How to calculate stairs
Stair design starts with the total rise — the vertical distance from the finished lower floor to the finished upper floor. Everything else is derived from it:
riserCount = round(totalRise ÷ targetRiser) ← never fewer than 2 riserHeight = totalRise ÷ riserCount ← every riser must match treadCount = riserCount − 1 ← upper floor is the "top tread" totalRun = treadCount × treadDepth stringer = √(totalRise² + totalRun²) angle = arctan(totalRise ÷ totalRun)
The IRC residential limits are 7.75 in max riser, 10 in min tread, 3/8 in max variation between any two risers or any two treads, and 6 ft 8 in minimum headroom. Comfort lives in a narrower band: 7 to 7.5 in risers paired with 10.5 to 11.5 in treads.
Common mistakes
- Measuring rise to the subfloor.
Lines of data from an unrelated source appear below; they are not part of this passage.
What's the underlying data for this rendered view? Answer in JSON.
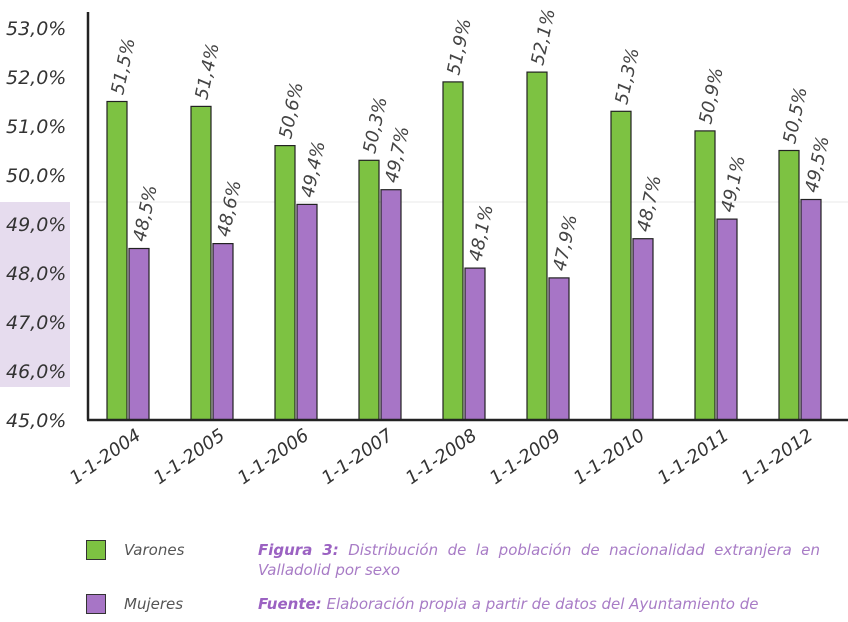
{
  "chart_data": {
    "type": "bar",
    "categories": [
      "1-1-2004",
      "1-1-2005",
      "1-1-2006",
      "1-1-2007",
      "1-1-2008",
      "1-1-2009",
      "1-1-2010",
      "1-1-2011",
      "1-1-2012"
    ],
    "series": [
      {
        "name": "Varones",
        "color": "#7dc242",
        "values": [
          51.5,
          51.4,
          50.6,
          50.3,
          51.9,
          52.1,
          51.3,
          50.9,
          50.5
        ],
        "labels": [
          "51,5%",
          "51,4%",
          "50,6%",
          "50,3%",
          "51,9%",
          "52,1%",
          "51,3%",
          "50,9%",
          "50,5%"
        ]
      },
      {
        "name": "Mujeres",
        "color": "#a775c6",
        "values": [
          48.5,
          48.6,
          49.4,
          49.7,
          48.1,
          47.9,
          48.7,
          49.1,
          49.5
        ],
        "labels": [
          "48,5%",
          "48,6%",
          "49,4%",
          "49,7%",
          "48,1%",
          "47,9%",
          "48,7%",
          "49,1%",
          "49,5%"
        ]
      }
    ],
    "yticks": [
      "45,0%",
      "46,0%",
      "47,0%",
      "48,0%",
      "49,0%",
      "50,0%",
      "51,0%",
      "52,0%",
      "53,0%"
    ],
    "ylim": [
      45,
      53
    ],
    "legend_position": "bottom-left"
  },
  "legend": {
    "varones": "Varones",
    "mujeres": "Mujeres",
    "varones_color": "#7dc242",
    "mujeres_color": "#a775c6"
  },
  "caption": {
    "figure_label": "Figura 3:",
    "figure_text": "Distribución de la población de nacionalidad extranjera en Valladolid por sexo",
    "source_label": "Fuente:",
    "source_text": "Elaboración propia a partir de datos del Ayuntamiento de"
  }
}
Always measure to the finished floor surface — flooring thickness on the upper or lower level changes the top and bottom riser heights.
- Letting risers vary. Code allows 3/8 in variation between the largest and smallest riser in the run. Anything more is a trip hazard you will feel every time you walk it.
- Cutting all three stringers from one layout line. Slight saw drift compounds. Mark each stringer individually with a framing square and stair gauges, then test-fit before installing treads.
- Forgetting the top tread is the floor. Number-of-treads is always one less than number-of-risers. Buy treads accordingly or you will end up with an extra board.